Ah, the good old days. When using the bathroom meant taking a little hike to the outhouse. Or sliding a chamber pot out from under the bed during the night so you could do your business. Ah, the good old days. Har har har!
Working on my latest novel, which is set partly in the nineteenth century, the lack of bathrooms has been on my mind. I don’t know about you, but I’m a very twenty-first century kind of person. Gotta have indoor plumbing, hot and cold running water, and heat and air conditioning. I got a taste of what it was like in earlier times as I was growing up. So I know for a fact that me and the past would not get along. Of course, you do what you gotta do. (Pun intended.)
I have vivid memories of visiting my great-grandparents in rural northeast Georgia when I was a child. They had running water in the kitchen but there was no bathroom. There were three choices when it came time to do your business. You could make the trek down by the barn to the outhouse. At night, you could use a chamber pot. Or, if you didn’t want to go outside or squat over a chamber pot, you could step into a tiny closet off my great-grandparents’ bedroom where a ladderback chair was positioned, a round hole cut into the chair seat, with a chamber pot positioned underneath. Of course, there was no light in that little closet so I didn’t like going in there. Wintertime was particularly unpleasant since my great-grandparents’ house had no central heat. Just a fireplace or a coal stove in each room.

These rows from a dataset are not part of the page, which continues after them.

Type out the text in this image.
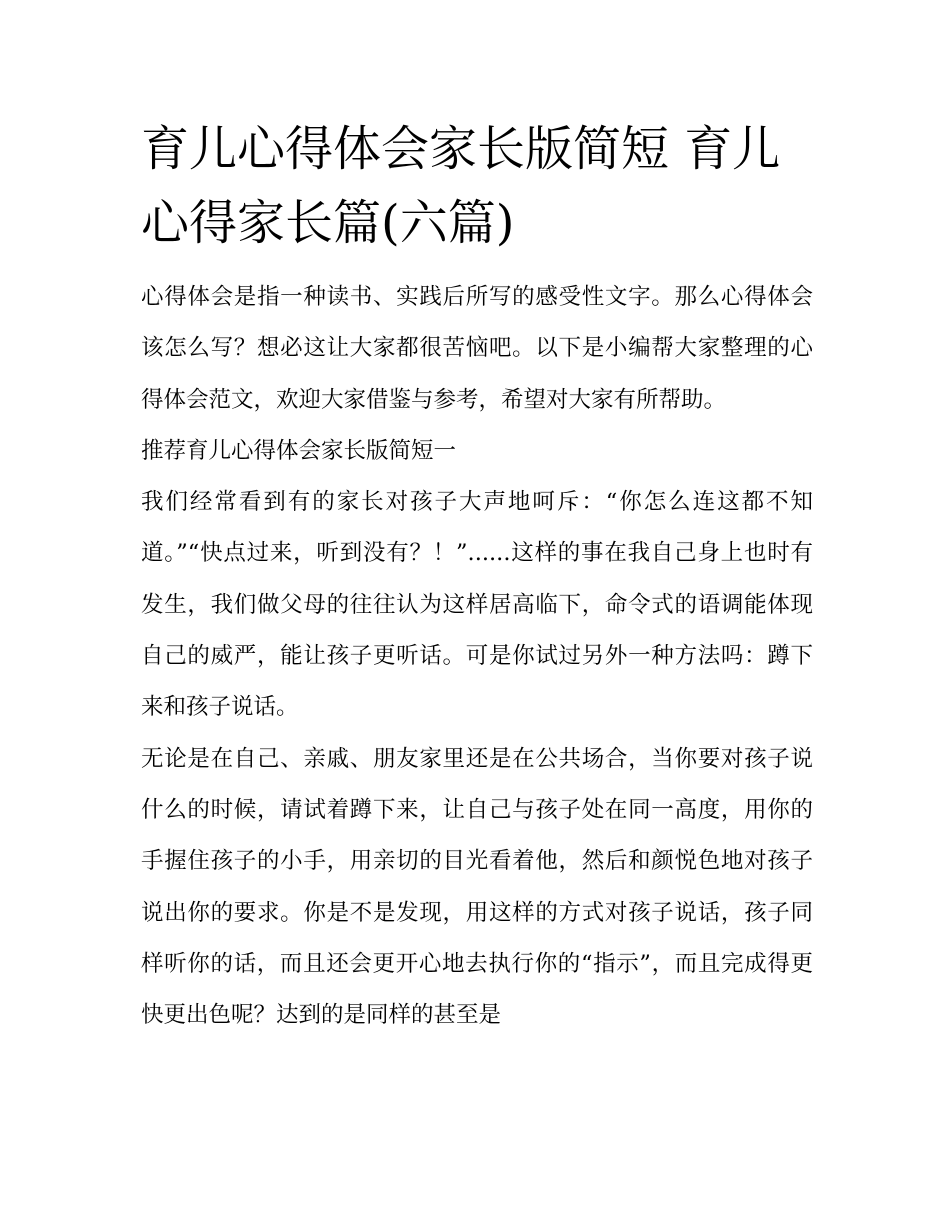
育儿心得体会家长版简短 育儿心得家长篇(六篇)

心得体会是指一种读书、实践后所写的感受性文字。那么心得体会该怎么写？想必这让大家都很苦恼吧。以下是小编帮大家整理的心得体会范文，欢迎大家借鉴与参考，希望对大家有所帮助。

推荐育儿心得体会家长版简短一

我们经常看到有的家长对孩子大声地呵斥：“你怎么连这都不知道。”“快点过来，听到没有？！”......这样的事在我自己身上也时有发生，我们做父母的往往认为这样居高临下，命令式的语调能体现自己的威严，能让孩子更听话。可是你试过另外一种方法吗：蹲下来和孩子说话。

无论是在自己、亲戚、朋友家里还是在公共场合，当你要对孩子说什么的时候，请试着蹲下来，让自己与孩子处在同一高度，用你的手握住孩子的小手，用亲切的目光看着他，然后和颜悦色地对孩子说出你的要求。你是不是发现，用这样的方式对孩子说话，孩子同样听你的话，而且还会更开心地去执行你的“指示”，而且完成得更快更出色呢？达到的是同样的甚至是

The experience that convinced me I was not cut out for the olden days happened when I was six or seven years old as my younger sister and I visited the outhouse one day. We always went together because, being little city girls, we were rather intimidated by the process. But the outhouse was a two-holer so at least we could keep each other company while we held our noses. Instead of a wooden door, there was only a raggedy curtain. And when we were ready to leave, we pulled back the curtain to find a huge bull staring at us with his great big eyes. We screamed bloody murder, calling for our mommy. She came to the rescue, amazing my sister and me by slapping the bull on his shoulder and telling him to move out of the way. She said he was just an “old bull” and proceeded to prod him until he wandered off. Wonder Woman without the lasso.
When I think about what it was really like not having running water or indoor bathrooms, I can only conclude that folks like my great-grandparents had a lot of stamina. For most of their lives, they hauled water to the house and worked from sunup to sundown, or longer. Definitely not twenty-first century sissies like me.